We do three things. First, we characterize the class of measures µ ∈ P 2 (M) such that for any other ν ∈ P 2 (M) there exists a unique optimal transport plan, and this plan is induced by a map. Second, we study the tangent space at any measure and we identify the class of measures for which the tangent space is an Hilbert space. Third, we prove that these two classes of measures coincide. This answers a question recently raised by Villani. Our results concerning the tangent space can be extended to the case of Alexandrov spaces. Introduction. Among the several papers devoted to the study of mass transportation problems, two can certainly be called cornerstones of the theory: the work of Brenier [6] (together with the generalization to the case of Riemannian manifolds due to McCann [25]) where existence, uniqueness and structure of the optimal transport map is established, and the work of Otto [28], where the Riemannian structure of the space (P 2 (M), W 2) is described. The theory has been deeply studied in the past years. A topic which became suddenly clear, in particular for what concerns the Riemannian structure of the space of measures, is the fact that there are 'good' measures (like absolutely continuous ones) near which the Riemannian structure behaves nicely, and 'bad' measures (like deltas) at which such structure degenerates.
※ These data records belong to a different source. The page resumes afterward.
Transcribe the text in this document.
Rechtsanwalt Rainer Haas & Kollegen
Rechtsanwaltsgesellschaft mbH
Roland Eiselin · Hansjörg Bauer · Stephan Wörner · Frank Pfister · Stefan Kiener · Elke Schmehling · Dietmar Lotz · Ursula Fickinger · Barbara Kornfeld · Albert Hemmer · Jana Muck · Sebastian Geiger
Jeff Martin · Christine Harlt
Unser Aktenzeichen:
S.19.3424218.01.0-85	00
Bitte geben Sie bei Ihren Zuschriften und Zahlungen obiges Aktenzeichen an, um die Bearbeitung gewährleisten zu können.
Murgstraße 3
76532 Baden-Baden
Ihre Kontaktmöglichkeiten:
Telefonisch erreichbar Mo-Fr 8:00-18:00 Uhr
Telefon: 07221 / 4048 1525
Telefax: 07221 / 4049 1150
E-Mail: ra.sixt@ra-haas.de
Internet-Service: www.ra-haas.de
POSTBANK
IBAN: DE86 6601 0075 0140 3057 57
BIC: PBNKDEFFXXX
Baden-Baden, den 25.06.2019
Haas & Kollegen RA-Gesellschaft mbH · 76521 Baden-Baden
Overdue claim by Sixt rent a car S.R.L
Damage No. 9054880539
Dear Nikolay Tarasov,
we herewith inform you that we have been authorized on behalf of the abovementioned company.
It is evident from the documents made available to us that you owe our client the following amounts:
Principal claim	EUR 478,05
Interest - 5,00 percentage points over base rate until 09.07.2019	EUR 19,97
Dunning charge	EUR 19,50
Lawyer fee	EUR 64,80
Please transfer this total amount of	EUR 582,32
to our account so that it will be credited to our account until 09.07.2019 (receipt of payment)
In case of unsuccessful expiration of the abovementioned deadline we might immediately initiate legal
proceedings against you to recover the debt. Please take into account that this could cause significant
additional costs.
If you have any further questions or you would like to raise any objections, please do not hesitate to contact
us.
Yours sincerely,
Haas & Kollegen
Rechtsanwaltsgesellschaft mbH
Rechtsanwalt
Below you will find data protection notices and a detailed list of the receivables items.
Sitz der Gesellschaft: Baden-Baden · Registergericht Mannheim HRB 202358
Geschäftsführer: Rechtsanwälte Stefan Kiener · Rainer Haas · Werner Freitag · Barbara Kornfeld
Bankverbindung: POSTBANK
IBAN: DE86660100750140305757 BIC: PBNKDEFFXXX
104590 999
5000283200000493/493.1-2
The precise borderline between these two kind of measures was up to now not completely understood, and the question of finding the 'right' structure of the space (P 2 (M), W 2) was also recently posed in Villani's monograph [33]. The problem of the gray area between 'good' measures and 'bad' ones appears also in Brenier-McCann theorems. Indeed, the typical statement of such theorem is: Assume that µ, ν ∈ P 2 (M) are such that µ gives 0 mass to dim(M) − 1 dimensional sets, then there exists a unique optimal transport plan, and such plan is induced by a map (where a structural characterization of the map in terms of Kantorovich potential is also given). Now, the point is that the assumption made on µ, although clearly sufficient to get the conclusion, is not necessary. Given the fundamental importance of the Brenier-McCann theorems, it is natural to look for the sharp hypothesis in their statement.